Paris'teki ikinci durağımız ise Charles de Gaulle Meydanı'nın ortasında, Şanzelize Caddenin batı kısmında yer alan ve boyu 45, eni 22, yüksekliği ise 49 metre olan Zafer Takı idi. Üzerinde Gidiş, Zafer, Direniş ve Barış'ı simgeleyen dört büyük heykel taşıyan bu anıt Napolyon Bonapart'ın, Austerlitz savaşında galip gelen fransız askerlerine seslenmesi ve evinize zafer taklarının altından geçerek döneceksiniz demesi üzerine 1806 yılında inşa edilmeye başlanmıştır. 1810 yılında ara verilen inşa çalışmaları 1832 yılında yeniden başlatılarak anıt 1836 yılında tamamlanmıştır.
Altında I. Dünya Savaşı'nda ölen Fransız askerler için meçhul Asker mezarı bulunan Zafer Takı'nın üzerinde yanan alev 1923 senesinden beri hiç sönmemiştir.
İşte bu da Zafer Takı'ndan Şanzelize girişi
Hızlı Paris turumuzda üçüncü durak Fransa'da bulunan ilk devlet müzesi olma ünvanını elinde bulunduran Lourve Müzesi oldu. Yedi bölümden meydana gelen ve resim, heykel, doğu sanatları, Mısır sanatları, Yunan sanatları, sanat eserleri, desen gibi dallara ayrılan kısımlardan oluşan müze ayrıca oldukça zengin bir içeriğe sahip Louvre Müze Okulu'nu da bünyesinde bulundurmaktadır. Leonardo Da Vinci'nin ünlü Mona Lisa eserine de ev sahipliği yapan bu büyük müzenin tamamını dolaşmak 28 gün sürmeymiş ki biz sıkıştırılmış Paris turumuzda maalesef hiç gezemedik :)
Sen Nehri üzerine kurulan şehir köprülerle birbirine bağlanmış ve bu köprüler altından geçerek yapılan kanal turuda şehrin bir simgesi olmuş :)
Paris'teki dördüncü durağımız da Notre Dam Katedrali oldu. Meryem Ana'ya ithafen isimlendirilen bu dünyaca ünlü katedral ilk gotik katedrallerden biridir. 19. yy başlarında Paris şehir planlamacıları tarafından bakımsızlığından dolayı yıktırılmak istenen katedrali ünlü Fransız yazar Victor Hugo'nun halkın ilgisini çekmek için yazdığı Notre Dame'ın Kamburu adlı romanını kurtamış ve roman sayesinde başlatılan kampanyalar ile katedral yenilenmiştir.

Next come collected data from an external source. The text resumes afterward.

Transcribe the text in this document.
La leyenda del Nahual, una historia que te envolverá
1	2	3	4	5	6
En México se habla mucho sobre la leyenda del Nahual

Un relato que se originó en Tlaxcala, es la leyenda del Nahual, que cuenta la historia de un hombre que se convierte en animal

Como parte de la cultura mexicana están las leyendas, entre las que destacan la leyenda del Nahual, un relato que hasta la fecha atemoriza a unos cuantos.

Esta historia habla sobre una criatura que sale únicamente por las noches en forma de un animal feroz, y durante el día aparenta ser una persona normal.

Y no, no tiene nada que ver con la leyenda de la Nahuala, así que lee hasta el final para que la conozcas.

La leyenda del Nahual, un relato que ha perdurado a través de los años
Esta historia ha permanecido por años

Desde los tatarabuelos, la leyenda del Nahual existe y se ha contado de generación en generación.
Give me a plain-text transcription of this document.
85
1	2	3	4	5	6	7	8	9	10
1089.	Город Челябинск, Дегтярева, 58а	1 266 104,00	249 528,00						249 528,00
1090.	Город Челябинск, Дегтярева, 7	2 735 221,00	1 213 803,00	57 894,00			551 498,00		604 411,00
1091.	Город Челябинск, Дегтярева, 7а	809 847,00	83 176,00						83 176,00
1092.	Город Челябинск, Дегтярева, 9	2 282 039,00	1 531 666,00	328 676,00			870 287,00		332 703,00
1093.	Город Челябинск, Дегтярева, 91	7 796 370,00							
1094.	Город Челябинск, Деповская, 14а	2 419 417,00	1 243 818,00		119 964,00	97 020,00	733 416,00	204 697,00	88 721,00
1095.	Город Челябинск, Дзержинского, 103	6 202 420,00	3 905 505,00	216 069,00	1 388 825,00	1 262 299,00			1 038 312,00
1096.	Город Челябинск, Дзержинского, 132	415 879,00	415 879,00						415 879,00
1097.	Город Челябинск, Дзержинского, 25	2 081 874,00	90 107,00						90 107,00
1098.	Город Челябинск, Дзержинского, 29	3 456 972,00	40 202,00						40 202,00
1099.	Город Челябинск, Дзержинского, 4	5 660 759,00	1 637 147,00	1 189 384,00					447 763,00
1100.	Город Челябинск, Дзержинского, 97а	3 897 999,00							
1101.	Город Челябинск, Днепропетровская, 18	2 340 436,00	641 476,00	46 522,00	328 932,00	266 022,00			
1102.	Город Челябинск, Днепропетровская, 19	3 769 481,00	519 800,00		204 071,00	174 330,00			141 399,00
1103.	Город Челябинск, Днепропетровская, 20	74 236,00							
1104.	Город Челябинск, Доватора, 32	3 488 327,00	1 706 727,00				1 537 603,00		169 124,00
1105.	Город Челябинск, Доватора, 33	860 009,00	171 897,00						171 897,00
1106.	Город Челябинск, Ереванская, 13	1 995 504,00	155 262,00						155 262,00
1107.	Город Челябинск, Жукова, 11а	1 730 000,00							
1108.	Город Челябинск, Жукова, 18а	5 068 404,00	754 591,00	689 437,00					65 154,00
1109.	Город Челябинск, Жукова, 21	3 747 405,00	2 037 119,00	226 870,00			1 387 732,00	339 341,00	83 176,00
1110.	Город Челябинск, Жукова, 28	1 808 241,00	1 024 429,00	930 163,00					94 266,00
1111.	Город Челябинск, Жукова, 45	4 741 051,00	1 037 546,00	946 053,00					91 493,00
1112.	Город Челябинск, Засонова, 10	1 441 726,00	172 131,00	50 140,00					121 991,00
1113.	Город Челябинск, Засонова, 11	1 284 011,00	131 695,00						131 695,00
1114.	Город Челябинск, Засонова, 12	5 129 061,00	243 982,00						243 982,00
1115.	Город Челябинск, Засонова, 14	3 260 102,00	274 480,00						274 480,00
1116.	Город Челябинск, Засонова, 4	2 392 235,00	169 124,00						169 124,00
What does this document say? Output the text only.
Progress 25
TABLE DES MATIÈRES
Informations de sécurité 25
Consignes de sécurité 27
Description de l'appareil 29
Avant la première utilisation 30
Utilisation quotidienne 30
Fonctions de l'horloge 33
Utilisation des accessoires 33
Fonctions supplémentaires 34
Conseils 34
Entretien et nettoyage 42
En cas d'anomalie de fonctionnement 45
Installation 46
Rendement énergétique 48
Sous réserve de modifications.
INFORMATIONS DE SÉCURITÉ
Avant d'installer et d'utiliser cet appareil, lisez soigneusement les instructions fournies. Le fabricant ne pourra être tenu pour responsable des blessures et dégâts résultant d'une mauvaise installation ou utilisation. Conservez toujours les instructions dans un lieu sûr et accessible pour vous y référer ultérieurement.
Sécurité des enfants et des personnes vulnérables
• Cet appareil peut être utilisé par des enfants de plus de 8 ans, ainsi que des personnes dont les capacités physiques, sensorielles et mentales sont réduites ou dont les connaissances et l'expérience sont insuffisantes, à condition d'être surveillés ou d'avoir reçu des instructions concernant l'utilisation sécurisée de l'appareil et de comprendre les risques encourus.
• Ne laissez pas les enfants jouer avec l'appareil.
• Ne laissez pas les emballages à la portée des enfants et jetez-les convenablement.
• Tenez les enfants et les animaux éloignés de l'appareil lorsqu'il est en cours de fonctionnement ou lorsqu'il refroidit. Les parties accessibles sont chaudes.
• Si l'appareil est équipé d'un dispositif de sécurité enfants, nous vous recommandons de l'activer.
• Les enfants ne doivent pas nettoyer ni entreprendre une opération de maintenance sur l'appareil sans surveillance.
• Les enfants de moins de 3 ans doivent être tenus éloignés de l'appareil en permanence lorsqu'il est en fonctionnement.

Paris'teki günümüzü ışıl ışıl Lafayette'de alışveriş yaparak ve Şanzelize'de kahve içerek tamamladık. Ayaklarımızın sızısı ile zor uyuduğumuz bu güzel günün ardından sabah yeniden kendimizi Amsterdam'a gitmek için hareket etmiş olan bir hızlı trende bulduk :)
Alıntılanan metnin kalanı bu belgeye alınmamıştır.